I think the big issue here is that D&D - including 4e - simply doesn't have a uniform system for establishing consequences and fiction. In combat there is not only position as well as hit points, but there are also conditions of a mechanical variety, and fictional positioning that bleeds into them (like "not having perceived someone", being blocked by a wall or portcullis, etc). Trying to reduce them all to a single commodity - hit points - doesn't really work, in my view.
HeroWars/Quest gets much closer to this. So does another system I know better - Cortex+ Heroic. All abilities, all elements in the fiction, all consequences, are all Traits rated on the same scale (d4 to d12) with a uniform resolution system for relying upon them, trying to eliminate them, etc. So in Cortex+ you can sneak through the castle by establishing a No One Has Notice Me Yet asset (via a roll against the Doom Pool). If the GM narrates the presence of a guard, you can impose a You Haven't Noticed Me Yet complication (via an opposed check against the guard, perhaps buffed via the preceding asset). If - as the situation and fictional positioning unfold - you find yourself in combat with the guard, then the asset and complication may or may not help you, depending on the further details of the fictional positioning (eg are you fighting with your Bow and using your Deadly Sniper trait, or are you fighting with your Battle Axe using your Furious Rage trait?)
There are clear strengths to Cortex+ Heroic - the smooth interface of combat, social, etc; the uniform mechanics and traits; etc. There are features that might be seen as weaknesses compared to D&D or (say) BW or RQ or other games that use more "traditional" ways of handlling fiction, consequences etc. For instance, it is very abstract and not very gritty. Fictional positioning doesn't affect
resolution (as opposed to framing) unless it has somehow been "mechanicsed" by being turned into a trait (so there's no "playing for fictional position", like taking the high ground or ducking for cover, independently of making checks to generate assets).

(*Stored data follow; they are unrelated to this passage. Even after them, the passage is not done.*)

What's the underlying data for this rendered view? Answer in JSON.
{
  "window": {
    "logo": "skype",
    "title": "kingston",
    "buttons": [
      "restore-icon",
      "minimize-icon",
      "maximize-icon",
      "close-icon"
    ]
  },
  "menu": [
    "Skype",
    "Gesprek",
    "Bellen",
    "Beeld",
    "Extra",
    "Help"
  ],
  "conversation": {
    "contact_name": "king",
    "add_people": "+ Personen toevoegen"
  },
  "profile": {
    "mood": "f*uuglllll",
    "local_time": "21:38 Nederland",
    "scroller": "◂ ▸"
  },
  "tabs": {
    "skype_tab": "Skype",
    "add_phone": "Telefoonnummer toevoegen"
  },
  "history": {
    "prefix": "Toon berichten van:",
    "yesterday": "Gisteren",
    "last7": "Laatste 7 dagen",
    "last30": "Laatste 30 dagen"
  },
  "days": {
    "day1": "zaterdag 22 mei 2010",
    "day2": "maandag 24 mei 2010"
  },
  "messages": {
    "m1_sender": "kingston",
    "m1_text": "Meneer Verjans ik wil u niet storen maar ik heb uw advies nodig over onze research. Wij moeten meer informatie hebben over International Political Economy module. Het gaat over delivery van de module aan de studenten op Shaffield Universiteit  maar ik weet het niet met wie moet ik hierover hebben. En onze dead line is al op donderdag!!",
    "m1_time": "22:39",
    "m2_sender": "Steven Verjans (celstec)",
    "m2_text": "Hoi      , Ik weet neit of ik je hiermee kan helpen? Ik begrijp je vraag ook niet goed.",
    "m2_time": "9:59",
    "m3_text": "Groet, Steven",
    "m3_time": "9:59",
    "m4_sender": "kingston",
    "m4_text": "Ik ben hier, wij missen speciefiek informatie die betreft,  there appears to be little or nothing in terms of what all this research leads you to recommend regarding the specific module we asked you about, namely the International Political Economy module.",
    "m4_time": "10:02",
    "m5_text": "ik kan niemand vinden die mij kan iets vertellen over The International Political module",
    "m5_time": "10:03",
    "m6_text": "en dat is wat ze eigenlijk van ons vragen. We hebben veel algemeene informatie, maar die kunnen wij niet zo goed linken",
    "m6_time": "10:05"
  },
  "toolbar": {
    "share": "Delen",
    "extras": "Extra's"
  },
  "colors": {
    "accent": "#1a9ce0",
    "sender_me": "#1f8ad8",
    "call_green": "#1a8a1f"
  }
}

This enhances the abstractness and lack of grittiness.
4e isn't gritty on the "gritty vs gonzo" spectrum, but it is very gritty on the "details matter vs abstract" spectrum, as far as combat is concerned, and in skill challenges elements of that grittiness are still relevant (eg equipment lists are meant to matter, and they're a different resource pool from powers, which are a different resource pool from rituals, etc).
So I'm not persuaded that these schemes for homogenisation are heading in the right direction. (On the other hand, fixiing skill maths (expected bonuses and DCs) so that it tracks combat maths (expected bonuses and defences) is a no-brainer, and it's almost criminal that they didn't get this right before they released it! Then it would be easy to (say) use Intimidate to inflict psychic damage via p 42, as an attack vs Will.)
I mean, lets take Climbing the Mountain, you can clearly implement this with ease as a classic SC. I can see some argument for basically having an SC mechanic where it is scaled with hit points so you can directly inject them into play as a 'currency', but that's about the most cogent argument in favor.
My thoughts were that it looks like a complexity 3 or 4 challenge, with damage (due to storm and avalanches) on a failed check - or perhaps with secondary group checks to avoid damage (I've done this before for environmental challenges) - and with an encounter with wolves (1 standard and 5 minions) as one check in the challenge (let's say that if they last more than a round, it counts as a failure due to the exhaustion of fighting them in the storm and the cold). His "scattered" could be implemented as a consequence for failure, breaking the character out of the group check and forcing them to make their own.
When I look also at the long list of things his method
can't handle, I'm not persuaded that it's adding flexibility that justifies the extra complexity.